T
N
T
The Native Tourist
reformed/biblical observations on Christianity and culture

Tuesday, August 28, 2007
Would the Real Luther Please Stand Up!
Many in favor of a culturally saavy and rich Christianity love to quote Luther about work:

"What you do in your house is worth as much as if you did it up in heaven for our Lord God. For what we do in our calling here on earth in accordance with His word and command He counts as if it were done in heaven for Him"

"...it looks like a small thing when a maid cooks and cleans and does other housework. But because God’s command is there, even such small work must be praised as a service of God far surpassing the holiness and asceticism of all monks and nuns"

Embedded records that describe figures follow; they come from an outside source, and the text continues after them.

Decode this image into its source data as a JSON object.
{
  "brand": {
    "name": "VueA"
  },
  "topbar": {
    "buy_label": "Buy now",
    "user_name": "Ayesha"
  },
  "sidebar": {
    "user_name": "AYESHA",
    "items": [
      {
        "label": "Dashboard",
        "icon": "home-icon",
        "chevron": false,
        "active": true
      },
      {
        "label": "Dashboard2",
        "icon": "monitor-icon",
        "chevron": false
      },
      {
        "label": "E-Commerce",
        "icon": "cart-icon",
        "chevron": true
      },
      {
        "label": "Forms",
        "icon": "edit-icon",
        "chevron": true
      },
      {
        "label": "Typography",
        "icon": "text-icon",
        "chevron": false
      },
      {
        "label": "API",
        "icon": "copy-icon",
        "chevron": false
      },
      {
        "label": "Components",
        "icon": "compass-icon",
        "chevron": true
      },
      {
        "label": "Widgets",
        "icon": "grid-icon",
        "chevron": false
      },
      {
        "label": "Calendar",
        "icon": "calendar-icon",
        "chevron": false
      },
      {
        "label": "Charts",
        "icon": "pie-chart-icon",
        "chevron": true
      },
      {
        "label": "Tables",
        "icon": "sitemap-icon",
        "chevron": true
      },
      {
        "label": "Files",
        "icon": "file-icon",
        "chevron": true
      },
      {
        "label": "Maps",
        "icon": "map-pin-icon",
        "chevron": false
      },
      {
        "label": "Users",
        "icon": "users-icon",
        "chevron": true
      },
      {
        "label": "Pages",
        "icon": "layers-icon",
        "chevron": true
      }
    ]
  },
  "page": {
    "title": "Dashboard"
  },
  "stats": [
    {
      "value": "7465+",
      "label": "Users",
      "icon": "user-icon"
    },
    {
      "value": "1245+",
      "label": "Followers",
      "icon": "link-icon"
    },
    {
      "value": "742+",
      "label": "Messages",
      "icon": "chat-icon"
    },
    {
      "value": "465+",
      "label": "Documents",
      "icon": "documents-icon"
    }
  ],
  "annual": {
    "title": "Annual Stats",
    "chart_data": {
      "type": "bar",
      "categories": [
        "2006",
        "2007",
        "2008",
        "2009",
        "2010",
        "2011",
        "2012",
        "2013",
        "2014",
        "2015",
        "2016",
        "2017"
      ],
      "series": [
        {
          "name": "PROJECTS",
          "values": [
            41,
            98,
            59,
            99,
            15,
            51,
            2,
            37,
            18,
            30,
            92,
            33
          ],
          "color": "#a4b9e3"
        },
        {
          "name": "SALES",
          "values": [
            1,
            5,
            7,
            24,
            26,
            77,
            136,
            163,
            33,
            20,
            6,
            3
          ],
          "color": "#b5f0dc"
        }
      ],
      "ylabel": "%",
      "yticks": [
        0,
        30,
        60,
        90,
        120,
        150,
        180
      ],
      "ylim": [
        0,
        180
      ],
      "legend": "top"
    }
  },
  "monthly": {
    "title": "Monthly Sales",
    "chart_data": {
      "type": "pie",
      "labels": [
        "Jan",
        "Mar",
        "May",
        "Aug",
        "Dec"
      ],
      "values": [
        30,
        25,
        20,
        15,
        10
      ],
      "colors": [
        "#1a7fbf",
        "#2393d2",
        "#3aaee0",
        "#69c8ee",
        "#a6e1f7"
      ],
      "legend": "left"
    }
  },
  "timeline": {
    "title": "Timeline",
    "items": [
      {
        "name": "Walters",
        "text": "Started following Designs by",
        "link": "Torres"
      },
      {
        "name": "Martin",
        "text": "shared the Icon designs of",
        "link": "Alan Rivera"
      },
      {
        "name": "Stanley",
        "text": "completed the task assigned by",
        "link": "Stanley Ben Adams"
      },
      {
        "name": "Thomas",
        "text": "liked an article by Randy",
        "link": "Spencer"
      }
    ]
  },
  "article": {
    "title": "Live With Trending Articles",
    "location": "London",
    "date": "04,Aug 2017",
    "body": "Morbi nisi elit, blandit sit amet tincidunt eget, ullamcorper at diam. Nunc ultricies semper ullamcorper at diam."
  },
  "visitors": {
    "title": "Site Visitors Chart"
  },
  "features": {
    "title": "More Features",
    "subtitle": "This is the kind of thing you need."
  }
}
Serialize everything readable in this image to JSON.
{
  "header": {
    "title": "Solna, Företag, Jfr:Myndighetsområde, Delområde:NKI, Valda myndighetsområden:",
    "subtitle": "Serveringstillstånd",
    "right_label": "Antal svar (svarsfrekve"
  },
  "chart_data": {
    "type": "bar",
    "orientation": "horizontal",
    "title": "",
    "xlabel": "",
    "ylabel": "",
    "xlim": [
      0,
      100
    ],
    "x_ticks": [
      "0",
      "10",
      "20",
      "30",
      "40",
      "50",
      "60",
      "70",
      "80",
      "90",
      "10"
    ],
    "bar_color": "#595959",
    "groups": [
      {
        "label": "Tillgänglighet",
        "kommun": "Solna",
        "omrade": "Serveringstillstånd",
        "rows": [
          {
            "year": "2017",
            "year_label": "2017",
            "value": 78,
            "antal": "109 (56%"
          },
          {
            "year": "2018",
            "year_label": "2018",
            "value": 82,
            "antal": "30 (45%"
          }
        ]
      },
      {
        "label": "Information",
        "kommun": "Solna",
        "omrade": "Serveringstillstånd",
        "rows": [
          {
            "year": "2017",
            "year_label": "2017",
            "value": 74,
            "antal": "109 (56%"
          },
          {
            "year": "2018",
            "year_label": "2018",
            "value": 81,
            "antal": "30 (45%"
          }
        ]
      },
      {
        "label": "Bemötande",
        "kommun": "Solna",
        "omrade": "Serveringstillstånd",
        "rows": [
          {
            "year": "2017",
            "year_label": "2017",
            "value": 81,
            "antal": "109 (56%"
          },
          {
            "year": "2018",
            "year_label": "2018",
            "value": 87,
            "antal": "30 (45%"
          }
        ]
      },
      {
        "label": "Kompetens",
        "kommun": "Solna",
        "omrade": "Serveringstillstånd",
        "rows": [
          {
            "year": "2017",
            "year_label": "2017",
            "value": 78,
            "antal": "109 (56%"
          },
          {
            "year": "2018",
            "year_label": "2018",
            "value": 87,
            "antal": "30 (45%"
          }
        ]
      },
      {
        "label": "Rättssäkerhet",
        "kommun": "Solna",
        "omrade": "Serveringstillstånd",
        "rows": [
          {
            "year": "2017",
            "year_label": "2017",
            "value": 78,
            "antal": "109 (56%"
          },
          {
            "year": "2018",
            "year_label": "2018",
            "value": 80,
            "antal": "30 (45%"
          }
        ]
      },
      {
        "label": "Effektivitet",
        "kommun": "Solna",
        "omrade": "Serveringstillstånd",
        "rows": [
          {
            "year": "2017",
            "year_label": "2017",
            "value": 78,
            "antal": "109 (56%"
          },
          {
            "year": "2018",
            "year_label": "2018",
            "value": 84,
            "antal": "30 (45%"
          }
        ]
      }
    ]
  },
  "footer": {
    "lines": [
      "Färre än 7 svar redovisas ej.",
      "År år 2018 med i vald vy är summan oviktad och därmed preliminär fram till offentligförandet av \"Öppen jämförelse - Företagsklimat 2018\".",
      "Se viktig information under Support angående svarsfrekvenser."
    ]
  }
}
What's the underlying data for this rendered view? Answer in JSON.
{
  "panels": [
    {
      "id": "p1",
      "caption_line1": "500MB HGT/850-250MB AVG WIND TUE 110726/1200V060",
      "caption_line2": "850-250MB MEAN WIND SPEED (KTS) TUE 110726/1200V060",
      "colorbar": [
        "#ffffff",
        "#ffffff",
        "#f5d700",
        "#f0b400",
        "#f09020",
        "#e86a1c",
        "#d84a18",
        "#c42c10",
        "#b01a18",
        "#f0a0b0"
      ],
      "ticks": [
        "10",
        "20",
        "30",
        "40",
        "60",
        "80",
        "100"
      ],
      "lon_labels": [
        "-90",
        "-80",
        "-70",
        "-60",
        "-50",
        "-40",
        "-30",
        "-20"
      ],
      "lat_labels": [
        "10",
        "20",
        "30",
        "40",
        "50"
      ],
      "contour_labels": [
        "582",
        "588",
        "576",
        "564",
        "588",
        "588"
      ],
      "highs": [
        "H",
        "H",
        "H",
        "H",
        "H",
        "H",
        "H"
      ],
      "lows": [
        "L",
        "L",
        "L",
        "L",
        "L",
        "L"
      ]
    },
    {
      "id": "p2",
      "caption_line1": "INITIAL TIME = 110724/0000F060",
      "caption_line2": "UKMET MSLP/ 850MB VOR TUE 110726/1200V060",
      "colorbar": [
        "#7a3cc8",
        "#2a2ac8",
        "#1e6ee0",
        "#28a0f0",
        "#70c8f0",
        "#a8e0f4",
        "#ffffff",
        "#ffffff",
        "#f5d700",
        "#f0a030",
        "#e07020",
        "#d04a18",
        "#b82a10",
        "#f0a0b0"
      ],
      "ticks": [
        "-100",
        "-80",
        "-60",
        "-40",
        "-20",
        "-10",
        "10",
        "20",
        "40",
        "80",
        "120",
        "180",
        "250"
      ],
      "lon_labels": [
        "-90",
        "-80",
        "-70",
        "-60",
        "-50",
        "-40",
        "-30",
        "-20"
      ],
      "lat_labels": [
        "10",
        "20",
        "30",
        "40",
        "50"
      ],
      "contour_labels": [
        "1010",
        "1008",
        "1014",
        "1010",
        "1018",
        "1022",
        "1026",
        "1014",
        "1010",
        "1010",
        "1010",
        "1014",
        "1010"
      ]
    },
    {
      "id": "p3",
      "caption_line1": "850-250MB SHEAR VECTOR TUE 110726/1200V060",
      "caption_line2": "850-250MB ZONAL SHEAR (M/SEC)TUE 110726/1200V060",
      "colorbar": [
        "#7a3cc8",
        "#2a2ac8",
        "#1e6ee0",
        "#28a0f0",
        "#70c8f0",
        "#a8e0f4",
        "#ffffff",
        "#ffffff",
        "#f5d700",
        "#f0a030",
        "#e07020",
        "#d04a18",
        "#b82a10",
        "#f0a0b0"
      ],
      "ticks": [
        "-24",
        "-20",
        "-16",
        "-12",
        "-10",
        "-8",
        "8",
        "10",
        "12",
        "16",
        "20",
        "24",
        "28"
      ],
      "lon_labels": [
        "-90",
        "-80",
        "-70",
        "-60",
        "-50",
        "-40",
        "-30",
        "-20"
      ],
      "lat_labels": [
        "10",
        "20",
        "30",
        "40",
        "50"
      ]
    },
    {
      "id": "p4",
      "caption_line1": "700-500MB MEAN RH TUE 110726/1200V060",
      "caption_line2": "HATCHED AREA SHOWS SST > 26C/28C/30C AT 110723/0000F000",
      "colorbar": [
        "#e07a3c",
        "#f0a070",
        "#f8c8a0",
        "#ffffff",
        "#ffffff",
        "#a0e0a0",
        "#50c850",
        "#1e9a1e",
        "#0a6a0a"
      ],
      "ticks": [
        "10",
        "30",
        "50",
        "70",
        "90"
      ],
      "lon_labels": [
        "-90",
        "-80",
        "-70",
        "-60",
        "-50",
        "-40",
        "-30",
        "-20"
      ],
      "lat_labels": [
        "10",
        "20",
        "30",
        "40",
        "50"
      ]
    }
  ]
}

Yet Luther could also talk in astonishingly negative tones about earthy things:

"we must not seek to build for ourselves eternal life here in this world and pursue it and cleave to it as if it were our greatest treasure and heavenly kingdom, and as if we wished to exploit the Lord Christ and the Gospel and achieve wealth and power through Him. No, but because we have to live on earth, and so long as it is God’s will, we should eat, drink, woo, plant, build, and have house and home and what God grants, and use them as guests and strangers in a strange land, who know they must leave all such things behind and take our staff out of this strange land and evil, unsafe inn, homeward bound for our true fatherland where there is nothing but security, peace, rest, and joy for evermore."

How seriously are we going to take "everyday" life and work if it is only transitory?

This kind of escapism would make a dispensationalist blush. It would appear that for all his pro-work bravado he sometimes mustered, that Luther never entirely left the monastery.